We paused at the crest of a hill, looking down the embankment and up the other side across a small ravine.
He stepped off his snowmobile, which was something that no one ever did. With as much snow as had fallen, trying to walk through the fresh powder was near impossible, and there was really no way to tell just how deep the snow really was. One wrong step and you’re neck-deep in a snow bank.
He approached my machine and took off his helmet. He signaled for me to lift my visor and kill the engine.
I obliged, and then I could feel the intensity in the expansive outdoors turn all the way up to eleven.
He looked me dead in the eye and said “I need you to gun it.”
I wasn’t exactly sure what he meant, but I could tell it was important.
“We’re going down into this ravine and the only way you’re getting this sled up the other side is if you really punch it. You can’t let off the throttle, no matter what.”
As a 14 year old I felt like I was being handed nuclear launch codes. On one quiet January morning at Strawberry reservoir the fate of the planet rested in my hands.
I nodded a reassuring nod, but it must not have been that reassuring.
He started again…
“I want you to tell me you’re gonna gun it. I can’t have you give up on me here.”
“OK Uncle, I’ll gun it. I promise I’ll gun it.”
Now the reality is that there wasn’t a nuclear winter at stake. The truth is my Uncle Dick didn’t wanna spend his only Saturday away from the dealership — the best day to move merchandise in Utah — digging out a snowmobile because his idiot nephew buried it in the bottom of a ravine.

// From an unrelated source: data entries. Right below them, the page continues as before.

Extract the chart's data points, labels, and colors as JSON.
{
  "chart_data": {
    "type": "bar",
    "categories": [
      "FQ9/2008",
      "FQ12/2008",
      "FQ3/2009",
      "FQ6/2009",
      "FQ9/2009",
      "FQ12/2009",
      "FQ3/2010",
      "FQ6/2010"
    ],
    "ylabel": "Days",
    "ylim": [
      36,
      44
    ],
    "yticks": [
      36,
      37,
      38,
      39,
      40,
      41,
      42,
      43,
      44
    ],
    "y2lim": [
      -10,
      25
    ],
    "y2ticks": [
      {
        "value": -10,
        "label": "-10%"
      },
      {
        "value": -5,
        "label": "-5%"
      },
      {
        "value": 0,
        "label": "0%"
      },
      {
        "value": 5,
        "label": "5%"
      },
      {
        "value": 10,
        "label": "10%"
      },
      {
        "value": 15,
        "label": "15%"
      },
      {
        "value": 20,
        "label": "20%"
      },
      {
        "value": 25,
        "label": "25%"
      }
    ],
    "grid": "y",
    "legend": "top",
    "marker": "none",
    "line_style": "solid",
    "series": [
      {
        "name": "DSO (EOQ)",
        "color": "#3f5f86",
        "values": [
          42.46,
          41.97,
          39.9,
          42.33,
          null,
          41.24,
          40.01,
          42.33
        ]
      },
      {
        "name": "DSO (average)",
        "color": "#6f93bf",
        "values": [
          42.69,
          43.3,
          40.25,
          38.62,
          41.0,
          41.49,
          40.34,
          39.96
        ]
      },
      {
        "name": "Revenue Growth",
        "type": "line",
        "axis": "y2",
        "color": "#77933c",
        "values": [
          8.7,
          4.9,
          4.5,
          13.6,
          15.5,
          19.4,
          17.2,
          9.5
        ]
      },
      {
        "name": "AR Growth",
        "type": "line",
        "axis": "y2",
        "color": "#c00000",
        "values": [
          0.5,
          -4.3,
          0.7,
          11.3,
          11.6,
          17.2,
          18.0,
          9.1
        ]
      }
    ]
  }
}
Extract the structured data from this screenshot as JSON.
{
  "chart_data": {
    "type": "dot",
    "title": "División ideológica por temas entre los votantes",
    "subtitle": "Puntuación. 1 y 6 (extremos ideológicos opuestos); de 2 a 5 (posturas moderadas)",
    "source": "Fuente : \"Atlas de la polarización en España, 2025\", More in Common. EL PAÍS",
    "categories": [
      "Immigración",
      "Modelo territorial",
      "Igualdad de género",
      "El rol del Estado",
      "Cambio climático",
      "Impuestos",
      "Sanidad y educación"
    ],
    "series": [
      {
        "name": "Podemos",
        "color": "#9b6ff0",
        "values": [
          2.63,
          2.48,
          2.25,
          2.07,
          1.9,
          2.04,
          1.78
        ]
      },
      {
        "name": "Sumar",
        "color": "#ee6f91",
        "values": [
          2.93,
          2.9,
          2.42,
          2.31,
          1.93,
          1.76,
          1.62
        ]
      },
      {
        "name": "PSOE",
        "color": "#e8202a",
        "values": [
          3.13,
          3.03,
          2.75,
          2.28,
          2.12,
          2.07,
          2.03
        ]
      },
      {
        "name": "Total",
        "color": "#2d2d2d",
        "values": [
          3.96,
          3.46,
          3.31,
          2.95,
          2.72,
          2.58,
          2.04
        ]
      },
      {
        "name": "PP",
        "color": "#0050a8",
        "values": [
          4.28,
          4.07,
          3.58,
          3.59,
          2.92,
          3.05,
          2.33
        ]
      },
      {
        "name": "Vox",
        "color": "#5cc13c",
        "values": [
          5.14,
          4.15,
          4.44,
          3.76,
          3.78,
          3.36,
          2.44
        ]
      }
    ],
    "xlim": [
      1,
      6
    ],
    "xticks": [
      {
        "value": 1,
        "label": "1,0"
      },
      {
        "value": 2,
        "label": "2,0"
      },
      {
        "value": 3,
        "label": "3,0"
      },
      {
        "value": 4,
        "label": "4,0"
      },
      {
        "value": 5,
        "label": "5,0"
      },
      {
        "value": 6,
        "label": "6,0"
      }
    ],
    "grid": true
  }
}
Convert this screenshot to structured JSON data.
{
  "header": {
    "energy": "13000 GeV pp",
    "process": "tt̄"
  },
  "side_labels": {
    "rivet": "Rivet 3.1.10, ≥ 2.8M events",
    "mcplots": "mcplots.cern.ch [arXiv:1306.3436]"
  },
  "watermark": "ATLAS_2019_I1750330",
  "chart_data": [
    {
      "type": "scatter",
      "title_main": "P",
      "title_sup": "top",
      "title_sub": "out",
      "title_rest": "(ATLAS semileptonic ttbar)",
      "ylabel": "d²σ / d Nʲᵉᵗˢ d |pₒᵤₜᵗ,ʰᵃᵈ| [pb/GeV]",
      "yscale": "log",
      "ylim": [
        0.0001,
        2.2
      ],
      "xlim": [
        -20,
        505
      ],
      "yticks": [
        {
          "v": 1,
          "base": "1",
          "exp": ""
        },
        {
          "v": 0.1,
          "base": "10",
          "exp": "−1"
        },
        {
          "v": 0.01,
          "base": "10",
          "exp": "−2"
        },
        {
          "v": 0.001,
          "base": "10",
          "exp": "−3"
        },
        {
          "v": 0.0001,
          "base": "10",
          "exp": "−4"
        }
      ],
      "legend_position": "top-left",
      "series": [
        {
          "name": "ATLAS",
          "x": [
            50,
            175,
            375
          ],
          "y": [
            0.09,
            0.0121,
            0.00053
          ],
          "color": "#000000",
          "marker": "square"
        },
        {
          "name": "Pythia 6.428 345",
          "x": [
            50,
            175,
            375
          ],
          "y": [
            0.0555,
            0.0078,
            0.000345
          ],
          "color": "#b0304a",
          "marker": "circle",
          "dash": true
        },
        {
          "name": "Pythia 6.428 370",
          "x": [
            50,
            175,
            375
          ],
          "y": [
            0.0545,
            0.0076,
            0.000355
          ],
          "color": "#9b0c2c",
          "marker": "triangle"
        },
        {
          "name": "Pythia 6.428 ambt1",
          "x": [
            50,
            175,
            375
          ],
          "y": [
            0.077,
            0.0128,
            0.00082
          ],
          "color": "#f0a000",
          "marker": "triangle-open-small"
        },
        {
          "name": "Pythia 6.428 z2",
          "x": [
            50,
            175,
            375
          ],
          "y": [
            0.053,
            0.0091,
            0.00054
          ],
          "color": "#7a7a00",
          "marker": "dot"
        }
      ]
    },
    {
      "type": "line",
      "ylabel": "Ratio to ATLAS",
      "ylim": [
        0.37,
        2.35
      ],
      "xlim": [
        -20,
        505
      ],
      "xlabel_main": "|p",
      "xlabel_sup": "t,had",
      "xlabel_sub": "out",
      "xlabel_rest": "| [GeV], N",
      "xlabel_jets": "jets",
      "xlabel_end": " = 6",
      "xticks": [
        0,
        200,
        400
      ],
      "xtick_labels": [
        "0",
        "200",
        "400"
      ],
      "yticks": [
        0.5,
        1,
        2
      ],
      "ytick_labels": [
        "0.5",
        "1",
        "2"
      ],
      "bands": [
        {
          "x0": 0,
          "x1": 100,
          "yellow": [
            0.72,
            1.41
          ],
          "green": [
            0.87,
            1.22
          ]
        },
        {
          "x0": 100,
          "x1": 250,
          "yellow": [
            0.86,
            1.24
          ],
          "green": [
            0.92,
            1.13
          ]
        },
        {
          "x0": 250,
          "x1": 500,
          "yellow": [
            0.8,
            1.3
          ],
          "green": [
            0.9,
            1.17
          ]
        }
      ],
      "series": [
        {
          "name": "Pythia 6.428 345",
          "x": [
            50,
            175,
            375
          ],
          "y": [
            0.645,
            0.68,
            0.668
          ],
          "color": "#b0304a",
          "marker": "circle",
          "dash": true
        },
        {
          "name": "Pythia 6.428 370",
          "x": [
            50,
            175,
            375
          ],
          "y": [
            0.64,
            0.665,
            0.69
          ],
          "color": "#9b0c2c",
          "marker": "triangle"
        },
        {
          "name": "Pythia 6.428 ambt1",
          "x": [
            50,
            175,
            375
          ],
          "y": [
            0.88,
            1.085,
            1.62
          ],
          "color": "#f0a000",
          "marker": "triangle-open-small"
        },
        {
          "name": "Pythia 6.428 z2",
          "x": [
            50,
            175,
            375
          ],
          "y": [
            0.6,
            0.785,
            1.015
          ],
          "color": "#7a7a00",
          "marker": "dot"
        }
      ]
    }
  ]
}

I think back to that moment often. Especially on the days when I’m really struggling to hold it together.
Sometimes the only way through the most treacherous life terrain is to “gun it”. When we slow down or waver we lose the momentum we need to carry us to the top of the next peak.
As much as we feel the need to back away from the trials that come our way, facing them head on is really the only way through. It’s the only way we survive.
And I’ll tell you what — I’ll never forget the view as we looked out at the horizon from the top of that next ridge line.